"The HZI could be much more self-assured in appearance and manner"
Silke Tannapfel has been the Administrative Director of the HZI since 01 October 2017. A lawyer with a focus on science management, she previously directed the division for extramural research support of the Bavarian State Ministry for Economy and Media, Energy and Technology in Munich. InFact spoke to her about her professional challenges and the first days at the HZI.
Mrs Tannapfel, how did you become aware of the HZI?
Although I grew up in Lower Saxony and spent most of my legal internship in the Hannover/Hildesheim region, I did not become aware of the HZI until 2014, when the Helmholtz Institute for RNA-based Infection Research (HIRI) was founded. After a first meeting with Jörg Vogel of the HIRI and other leaders of the University of Würzburg, who basically raved about the HZI, I quickly gathered more information and was very impressed by the positioning of the Helmholtz centre in Braunschweig.
What made you interested in becoming the administrative director?
The answer is the link of Helmholtz and infection research as well as the people. Infection research is one of the main public health challenges facing society. I perceived the Helmholtz centres to some of the more dynamic facilities in my field of responsibilities. Helmholtz is distinguished by cooperation and really is the load-bearing spine of the German science system – to phrase it in medical terminology. Here, I would like to make an active contribution together with the responsible individuals at the centre, who I got to know and appreciate during the founding process of the HIRI.
Was has been the largest professional challenge thus far?
In Bavaria, I was responsible for the Helmholtz, Max-Planck and Leibniz facilities in the state. One challenge was to rehabilitate a life-threatened Leibniz facility in 2016/17. I'm particularly proud of founding a Max-Planck-Institute in Erlangen, which I was in a position to support – starting from a small group of researchers through the foundation of the institute and the later expansion of the centre. Upon the establishment of the HIRI in Würzburg, both major research organisations were present in Franconia and it was time for me to look for new challenges.
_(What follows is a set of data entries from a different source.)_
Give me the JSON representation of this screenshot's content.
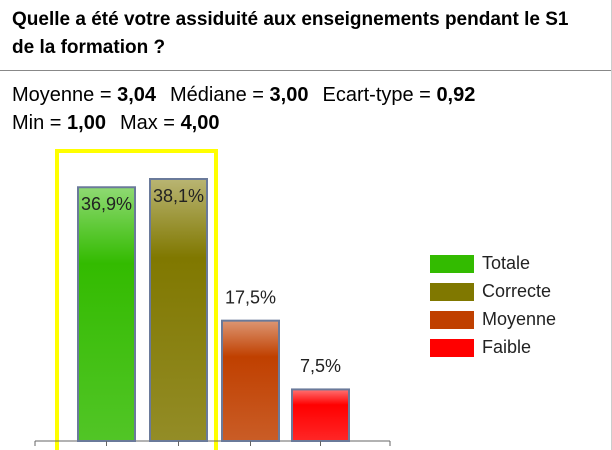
{
  "chart_data": {
    "type": "bar",
    "title": "Quelle a été votre assiduité aux enseignements pendant le S1 de la formation ?",
    "stats": [
      [
        {
          "label": "Moyenne =",
          "value": "3,04"
        },
        {
          "label": "Médiane =",
          "value": "3,00"
        },
        {
          "label": "Ecart-type =",
          "value": "0,92"
        }
      ],
      [
        {
          "label": "Min =",
          "value": "1,00"
        },
        {
          "label": "Max =",
          "value": "4,00"
        }
      ]
    ],
    "categories": [
      "Totale",
      "Correcte",
      "Moyenne",
      "Faible"
    ],
    "values": [
      36.9,
      38.1,
      17.5,
      7.5
    ],
    "value_labels": [
      "36,9%",
      "38,1%",
      "17,5%",
      "7,5%"
    ],
    "colors": [
      "#33bb00",
      "#807800",
      "#c04000",
      "#ff0000"
    ]
  }
}
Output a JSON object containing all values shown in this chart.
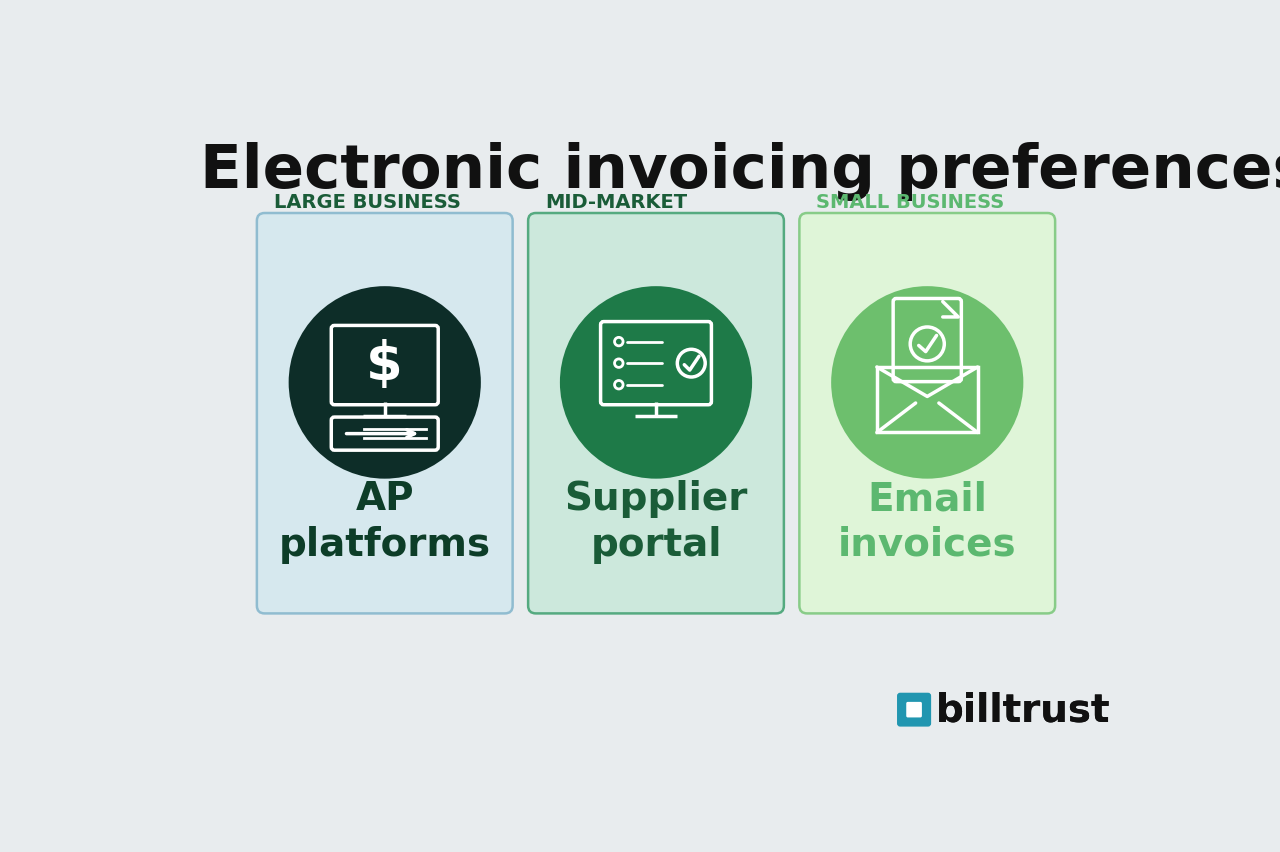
{
  "title": "Electronic invoicing preferences",
  "background_color": "#e8ecee",
  "title_color": "#111111",
  "title_fontsize": 44,
  "categories": [
    "LARGE BUSINESS",
    "MID-MARKET",
    "SMALL BUSINESS"
  ],
  "category_colors": [
    "#1a5c38",
    "#1a5c38",
    "#5cb870"
  ],
  "labels": [
    "AP\nplatforms",
    "Supplier\nportal",
    "Email\ninvoices"
  ],
  "label_colors": [
    "#0d3d28",
    "#1a5c38",
    "#5cb870"
  ],
  "box_bg_colors": [
    "#d6e8ee",
    "#cce8dc",
    "#dff5d8"
  ],
  "box_border_colors": [
    "#90bcd0",
    "#55aa80",
    "#88cc88"
  ],
  "ellipse_colors": [
    "#0d2d28",
    "#1e7a48",
    "#6dbf6d"
  ],
  "billtrust_color": "#111111"
}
Which "lessons learned" at the Ministry are you bringing along with you?
I really got a good helicopter view of the German research landscape, its strengths, key success factors and pitfalls. Moreover, the state of Bavaria invests a lot of money and time into continued education measures for the development of organisation and personnel; many of my superiors were good role models for which I am very grateful. Patience or restraint are not part of the Bavarian ministerial bureaucracy. In my view, the HZI could be much more self-assured and more resolute in appearance and manner, especially in terms of funding.
How do you perceive the HZI?
To me, the HZI seems like a powerful home with a low-key attitude. On my first day, I was greeted at the gate by a vernacular exclamation of "Real shitty weather!" – which sounded very much like home after nearly twenty years in Bavaria. The Science Campus Braunschweig-Süd is very impressive due to its modern buildings and the cooperation of the broad range of actors. This is quite unique in Germany and we can be proud to present it to the public. Our staff restaurant is another important place. I go there regularly and can be approached there. Attentiveness to the staff is very important to me. I do not want the staff to have more problems after a conversation with me than before.
How do you like Braunschweig and Wolfenbüttel?
Braunschweig seems to have the optimal size for a science city in my mind, not too small and not too large to make it difficult to know and help each other. I have tried some of the restaurant scene in Wolfenbüttel and found some favourite places there. The old town architecture is calming in a pleasant way, simply: it feels good. I buy into the slogan of the Eintracht Braunschweig fans: "Love knows no league." Being a member of the Werder Bremen club myself, I am also used to suffering. I look forward very much to the museum landscape of this region once I have more time for it.
How do you balance your stressful job in your leisure time?
Long walks in the fresh air with our family dogs – Weimaraners – help me relax. And I can chill really well with good books and I am enthusiastic about old mechanical clocks, which I repair myself sometimes.